In Message-ID: <186ed84b.ARN1370@adspdk.UUCP>
          hclausen@adspdk.UUCP (Henrik Clausen) said:
>> In article <1990Dec21.163546@lemur.inria.fr> colas@lemur.inria.fr (Colas Naha
>> >I am looking for a disk cache (preferably for floppies, PD or commercial) wi
>> >these features:
>> >- able to buffer whole track when accessing one sector.
>> >- buffering writes.
>> >- allocating buffers in Fast Ram.
>> >reads...)
>> >
>> >Does FaccII or BlitzDisk have these features?
>> >Do they work with FFS?
>> >Did they trash your disks ? :-)
>
>   I used BlitzDisk for quite a while, when I ran the old ConfMail that
[stuff deleted]
>   I wouldn't run it with buffered writes.
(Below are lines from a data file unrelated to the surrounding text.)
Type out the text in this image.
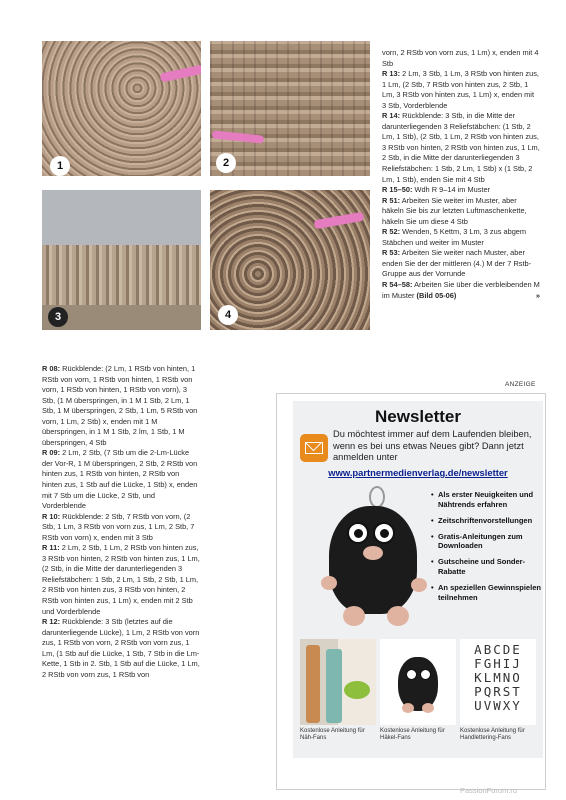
1	2
3	4

vorn, 2 RStb von vorn zus, 1 Lm) x, enden mit 4 Stb

R 13: 2 Lm, 3 Stb, 1 Lm, 3 RStb von hinten zus, 1 Lm, (2 Stb, 7 RStb von hinten zus, 2 Stb, 1 Lm, 3 RStb von hinten zus, 1 Lm) x, enden mit 3 Stb, Vorderblende

R 14: Rückblende: 3 Stb, in die Mitte der darunterliegenden 3 Reliefstäbchen: (1 Stb, 2 Lm, 1 Stb), (2 Stb, 1 Lm, 2 RStb von hinten zus, 3 RStb von hinten, 2 RStb von hinten zus, 1 Lm, 2 Stb, in die Mitte der darunterliegenden 3 Reliefstäbchen: 1 Stb, 2 Lm, 1 Stb) x (1 Stb, 2 Lm, 1 Stb), enden Sie mit 4 Stb

R 15–50: Wdh R 9–14 im Muster

R 51: Arbeiten Sie weiter im Muster, aber häkeln Sie bis zur letzten Luftmaschenkette, häkeln Sie um diese 4 Stb

R 52: Wenden, 5 Kettm, 3 Lm, 3 zus abgem Stäbchen und weiter im Muster

R 53: Arbeiten Sie weiter nach Muster, aber enden Sie der der mittleren (4.) M der 7 Rstb-Gruppe aus der Vorrunde

R 54–58: Arbeiten Sie über die verbleibenden M im Muster (Bild 05-06)	»

R 08: Rückblende: (2 Lm, 1 RStb von hinten, 1 RStb von vorn, 1 RStb von hinten, 1 RStb von vorn, 1 RStb von hinten, 1 RStb von vorn), 3 Stb, (1 M überspringen, in 1 M 1 Stb, 2 Lm, 1 Stb, 1 M überspringen, 2 Stb, 1 Lm, 5 RStb von vorn, 1 Lm, 2 Stb) x, enden mit 1 M überspringen, in 1 M 1 Stb, 2 lm, 1 Stb, 1 M überspringen, 4 Stb

R 09: 2 Lm, 2 Stb, (7 Stb um die 2-Lm-Lücke der Vor-R, 1 M überspringen, 2 Stb, 2 RStb von hinten zus, 1 RStb von hinten, 2 RStb von hinten zus, 1 Stb auf die Lücke, 1 Stb) x, enden mit 7 Stb um die Lücke, 2 Stb, und Vorderblende

R 10: Rückblende: 2 Stb, 7 RStb von vorn, (2 Stb, 1 Lm, 3 RStb von vorn zus, 1 Lm, 2 Stb, 7 RStb von vorn) x, enden mit 3 Stb

R 11: 2 Lm, 2 Stb, 1 Lm, 2 RStb von hinten zus, 3 RStb von hinten, 2 RStb von hinten zus, 1 Lm, (2 Stb, in die Mitte der darunterliegenden 3 Reliefstäbchen: 1 Stb, 2 Lm, 1 Stb, 2 Stb, 1 Lm, 2 RStb von hinten zus, 3 RStb von hinten, 2 RStb von hinten zus, 1 Lm) x, enden mit 2 Stb und Vorderblende

R 12: Rückblende: 3 Stb (letztes auf die darunterliegende Lücke), 1 Lm, 2 RStb von vorn zus, 1 RStb von vorn, 2 RStb von vorn zus, 1 Lm, (1 Stb auf die Lücke, 1 Stb, 7 Stb in die Lm-Kette, 1 Stb in 2. Stb, 1 Stb auf die Lücke, 1 Lm, 2 RStb von vorn zus, 1 RStb von

ANZEIGE
Newsletter
Du möchtest immer auf dem Laufenden bleiben, wenn es bei uns etwas Neues gibt? Dann jetzt anmelden unter
www.partnermedienverlag.de/newsletter
• Als erster Neuigkeiten und Nähtrends erfahren
• Zeitschriftenvorstellungen
• Gratis-Anleitungen zum Downloaden
• Gutscheine und Sonder-Rabatte
• An speziellen Gewinnspielen teilnehmen
ABCDE
FGHIJ
KLMNO
PQRST
UVWXY
Kostenlose Anleitung für Näh-Fans
Kostenlose Anleitung für Häkel-Fans
Kostenlose Anleitung für Handlettering-Fans
PassionForum.ru
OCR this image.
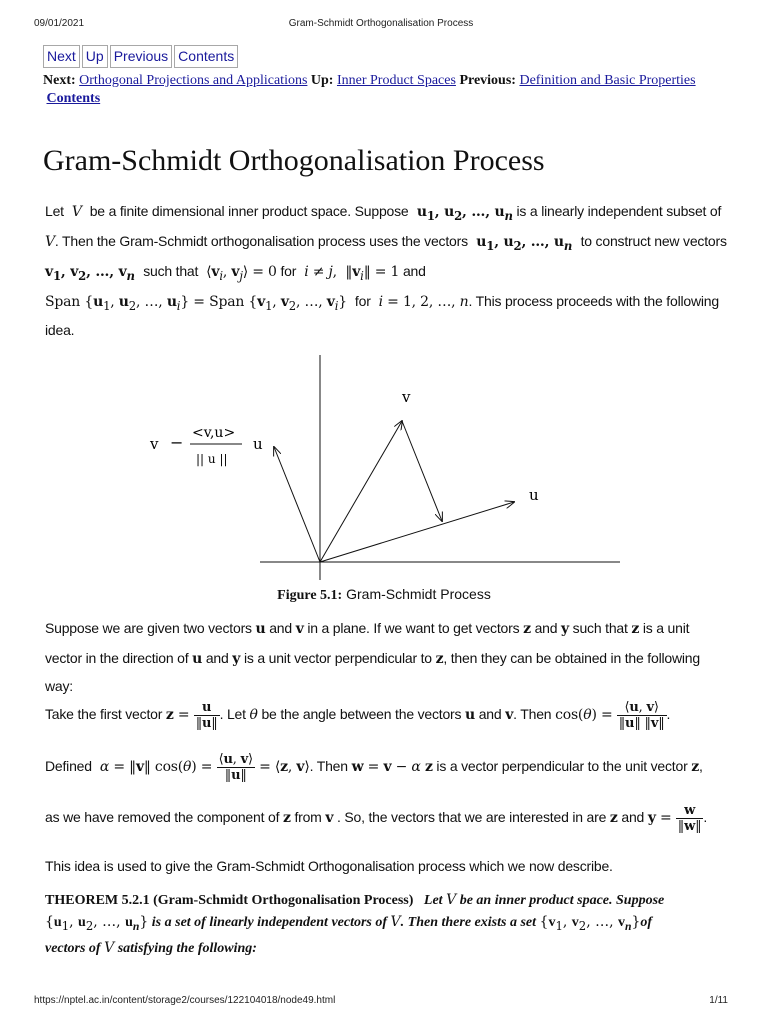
09/01/2021	Gram-Schmidt Orthogonalisation Process
Next Up Previous Contents
Next: Orthogonal Projections and Applications Up: Inner Product Spaces Previous: Definition and Basic Properties  Contents
Gram-Schmidt Orthogonalisation Process
Let  V  be a finite dimensional inner product space. Suppose  $u_1$, $u_2$, …, $u_n$ is a linearly independent subset of
V. Then the Gram-Schmidt orthogonalisation process uses the vectors  $u_1$, $u_2$, …, $u_n$ to construct new vectors
$v_1$, $v_2$, …, $v_n$ such that  $⟨v_i$, $v_j⟩ = 0$ for i ≠ j,  $‖v_i‖ = 1$ and
Span {$u_1$, $u_2$, …, $u_i$} = Span {$v_1$, $v_2$, …, $v_i$}  for i = 1, 2, …, n. This process proceeds with the following
idea.
v
u
v − <v,u>
|| u ||
u
Figure 5.1: Gram-Schmidt Process
Suppose we are given two vectors u and v in a plane. If we want to get vectors z and y such that z is a unit
vector in the direction of u and y is a unit vector perpendicular to z, then they can be obtained in the following
way:
Take the first vector $z = \frac{u}{‖u‖}$ . Let θ be the angle between the vectors u and v. Then $\cos(\theta) = \frac{⟨u, v⟩}{‖u‖ ‖v‖}$ .
Defined α = ‖v‖ $\cos(\theta) = \frac{⟨u, v⟩}{‖u‖}$ = ⟨z, v⟩. Then w = v − α z is a vector perpendicular to the unit vector z,
as we have removed the component of z from v . So, the vectors that we are interested in are z and $y = \frac{w}{‖w‖}$ .
This idea is used to give the Gram-Schmidt Orthogonalisation process which we now describe.
THEOREM 5.2.1 (Gram-Schmidt Orthogonalisation Process) Let V be an inner product space. Suppose
{$u_1$, $u_2$, …, $u_n$} is a set of linearly independent vectors of V. Then there exists a set {$v_1$, $v_2$, …, $v_n\}of$
vectors of V satisfying the following:
https://nptel.ac.in/content/storage2/courses/122104018/node49.html	1/11
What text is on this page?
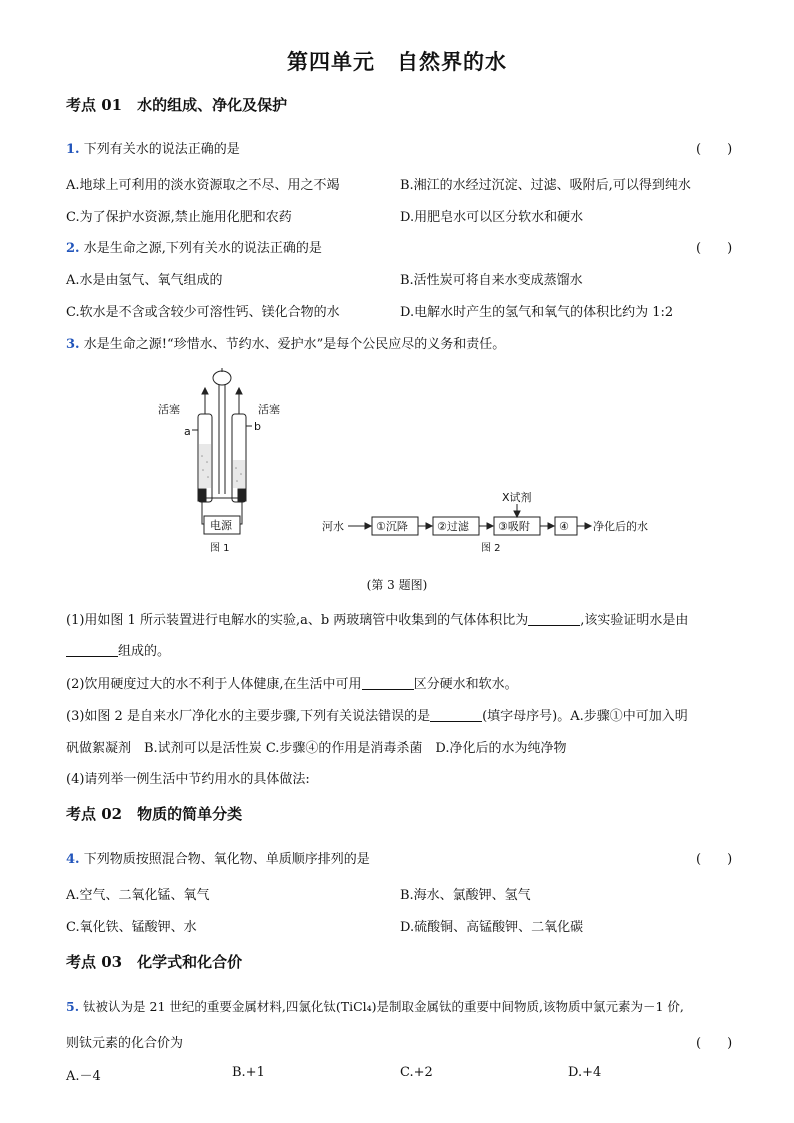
第四单元　自然界的水
考点 01　水的组成、净化及保护
1. 下列有关水的说法正确的是	(　　)
A.地球上可利用的淡水资源取之不尽、用之不竭	B.湘江的水经过沉淀、过滤、吸附后,可以得到纯水
C.为了保护水资源,禁止施用化肥和农药	D.用肥皂水可以区分软水和硬水
2. 水是生命之源,下列有关水的说法正确的是	(　　)
A.水是由氢气、氧气组成的	B.活性炭可将自来水变成蒸馏水
C.软水是不含或含较少可溶性钙、镁化合物的水	D.电解水时产生的氢气和氧气的体积比约为 1:2
3. 水是生命之源!“珍惜水、节约水、爱护水”是每个公民应尽的义务和责任。
活塞	活塞
a	b
电源
图 1
X试剂
河水	①沉降	②过滤	③吸附	④ 净化后的水
图 2
(第 3 题图)
(1)用如图 1 所示装置进行电解水的实验,a、b 两玻璃管中收集到的气体体积比为	,该实验证明水是由
组成的。
(2)饮用硬度过大的水不利于人体健康,在生活中可用	区分硬水和软水。
(3)如图 2 是自来水厂净化水的主要步骤,下列有关说法错误的是	(填字母序号)。A.步骤①中可加入明
矾做絮凝剂　B.试剂可以是活性炭 C.步骤④的作用是消毒杀菌　D.净化后的水为纯净物
(4)请列举一例生活中节约用水的具体做法:
考点 02　物质的简单分类
4. 下列物质按照混合物、氧化物、单质顺序排列的是	(　　)
A.空气、二氧化锰、氧气	B.海水、氯酸钾、氢气
C.氧化铁、锰酸钾、水	D.硫酸铜、高锰酸钾、二氧化碳
考点 03　化学式和化合价
5. 钛被认为是 21 世纪的重要金属材料,四氯化钛(TiCl₄)是制取金属钛的重要中间物质,该物质中氯元素为－1 价,
则钛元素的化合价为	(　　)
A.－4	B.+1	C.+2	D.+4
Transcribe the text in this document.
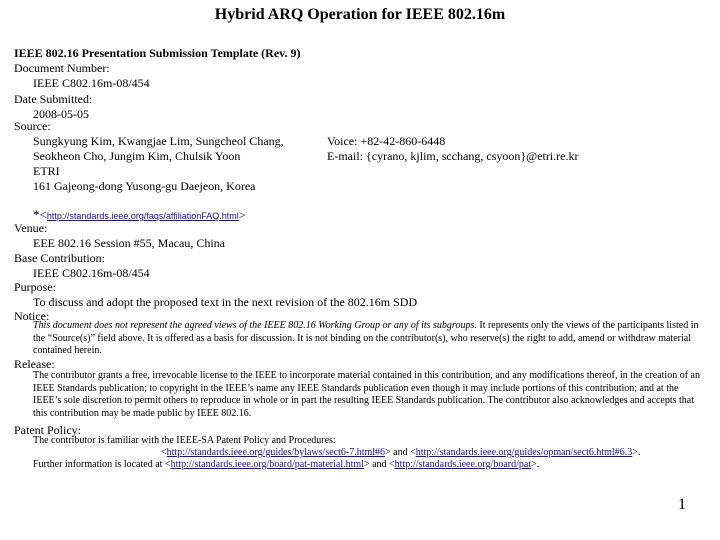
Hybrid ARQ Operation for IEEE 802.16m
IEEE 802.16 Presentation Submission Template (Rev. 9)
Document Number:
IEEE C802.16m-08/454
Date Submitted:
2008-05-05
Source:
Sungkyung Kim, Kwangjae Lim, Sungcheol Chang,
Seokheon Cho, Jungim Kim, Chulsik Yoon
ETRI
161 Gajeong-dong Yusong-gu Daejeon, Korea
Voice: +82-42-860-6448
E-mail: {cyrano, kjlim, scchang, csyoon}@etri.re.kr
*<http://standards.ieee.org/faqs/affiliationFAQ.html>
Venue:
EEE 802.16 Session #55, Macau, China
Base Contribution:
IEEE C802.16m-08/454
Purpose:
To discuss and adopt the proposed text in the next revision of the 802.16m SDD
Notice:
This document does not represent the agreed views of the IEEE 802.16 Working Group or any of its subgroups. It represents only the views of the participants listed in the “Source(s)” field above. It is offered as a basis for discussion. It is not binding on the contributor(s), who reserve(s) the right to add, amend or withdraw material contained herein.
Release:
The contributor grants a free, irrevocable license to the IEEE to incorporate material contained in this contribution, and any modifications thereof, in the creation of an IEEE Standards publication; to copyright in the IEEE’s name any IEEE Standards publication even though it may include portions of this contribution; and at the IEEE’s sole discretion to permit others to reproduce in whole or in part the resulting IEEE Standards publication. The contributor also acknowledges and accepts that this contribution may be made public by IEEE 802.16.
Patent Policy:
The contributor is familiar with the IEEE-SA Patent Policy and Procedures:
<http://standards.ieee.org/guides/bylaws/sect6-7.html#6> and <http://standards.ieee.org/guides/opman/sect6.html#6.3>.
Further information is located at <http://standards.ieee.org/board/pat-material.html> and <http://standards.ieee.org/board/pat>.
1
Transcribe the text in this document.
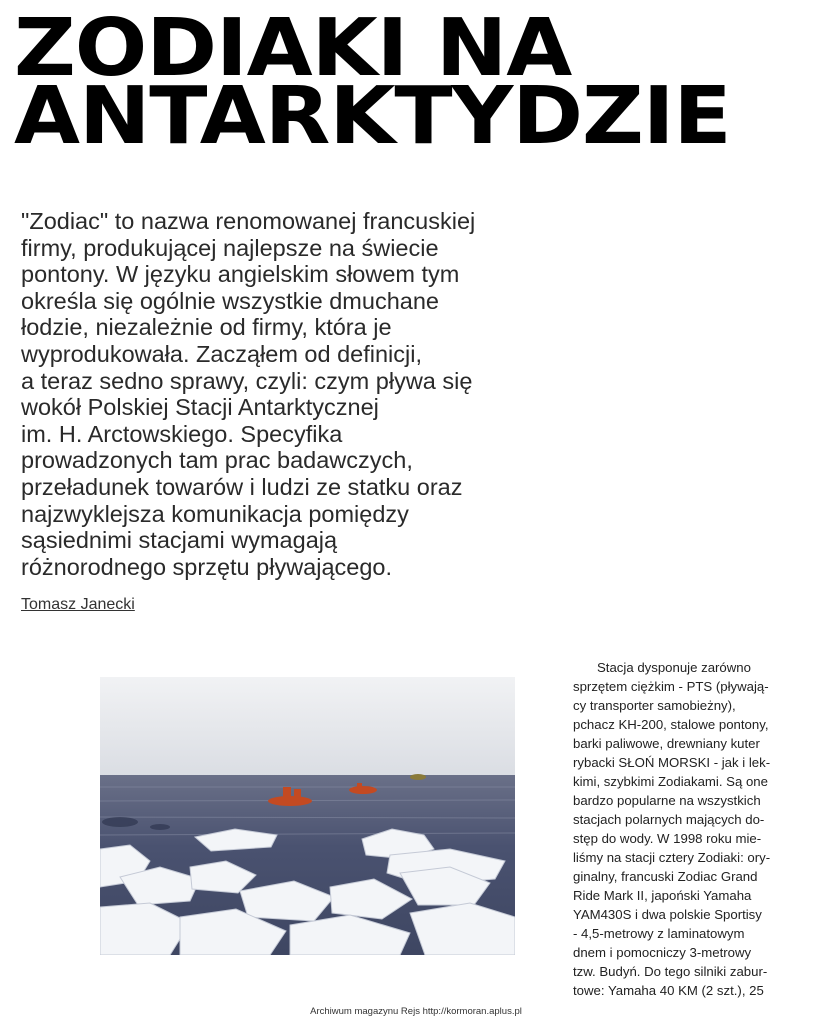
ZODIAKI NA
ANTARKTYDZIE
"Zodiac" to nazwa renomowanej francuskiej
firmy, produkującej najlepsze na świecie
pontony. W języku angielskim słowem tym
określa się ogólnie wszystkie dmuchane
łodzie, niezależnie od firmy, która je
wyprodukowała. Zacząłem od definicji,
a teraz sedno sprawy, czyli: czym pływa się
wokół Polskiej Stacji Antarktycznej
im. H. Arctowskiego. Specyfika
prowadzonych tam prac badawczych,
przeładunek towarów i ludzi ze statku oraz
najzwyklejsza komunikacja pomiędzy
sąsiednimi stacjami wymagają
różnorodnego sprzętu pływającego.
Tomasz Janecki
Stacja dysponuje zarówno
sprzętem ciężkim - PTS (pływają-
cy transporter samobieżny),
pchacz KH-200, stalowe pontony,
barki paliwowe, drewniany kuter
rybacki SŁOŃ MORSKI - jak i lek-
kimi, szybkimi Zodiakami. Są one
bardzo popularne na wszystkich
stacjach polarnych mających do-
stęp do wody. W 1998 roku mie-
liśmy na stacji cztery Zodiaki: ory-
ginalny, francuski Zodiac Grand
Ride Mark II, japoński Yamaha
YAM430S i dwa polskie Sportisy
- 4,5-metrowy z laminatowym
dnem i pomocniczy 3-metrowy
tzw. Budyń. Do tego silniki zabur-
towe: Yamaha 40 KM (2 szt.), 25
Archiwum magazynu Rejs http://kormoran.aplus.pl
Suppose you crashed with the
>disk in an uncertain state?

    FFS does delayed writes which is the same principle.  However, I agree
that buffered writes is a bad idea for a cache of any size.

>   Buffers go to Fast ram by default.
>
>   BlitzDisk II works with FFS - I'm quite sure FaccII doesn't.

You are quite mistaken. :-)
Actually, FaccII works directly with trackdisk.device
It doesn't give a hoot what the file systems is.  I was impressed when it
automagicly cached my newly mounted fast file floppies.  The down side is
that you have to Zap the executable in order to use FaccII on hard disks or
any other non-trackdisk device.

[still more stuff deleted]
>for sure. I think FaccII is a much larger executable, though.

 FaccII is 9368 bytes.  In either case I think the memory for the cache will
be so much larger than the executable size will be irrelevent.

>   You'd be pretty well off with BlitzDisk.

Probably true.  FaccII has served me well 2.5 years but there have been no
updates.  It looks like Blitzdisk has taken up where FaccII left off.  Unless
ASDG does something unexpected like release a FaccIII I would say go with
Blitzdisk.

In the last round of disk cache discussion somone mentioned patching FaccII to
word with a hard drive.  It turned out that FaccII actually slowed down the
drives performance.  The point is that most FaccII is slower than most hard
drives.  I would expect similar results with Blitzdisk but has anyone out there
actually done this?

Eric Edwards: c506634 @    "The 3090.  Proof that by applying state of the
Inet: umcvmb.missouri.edu   art technology to an obsolete architecture,
Bitnet: umcvmb.bitnet       one can achieve mediocre performance."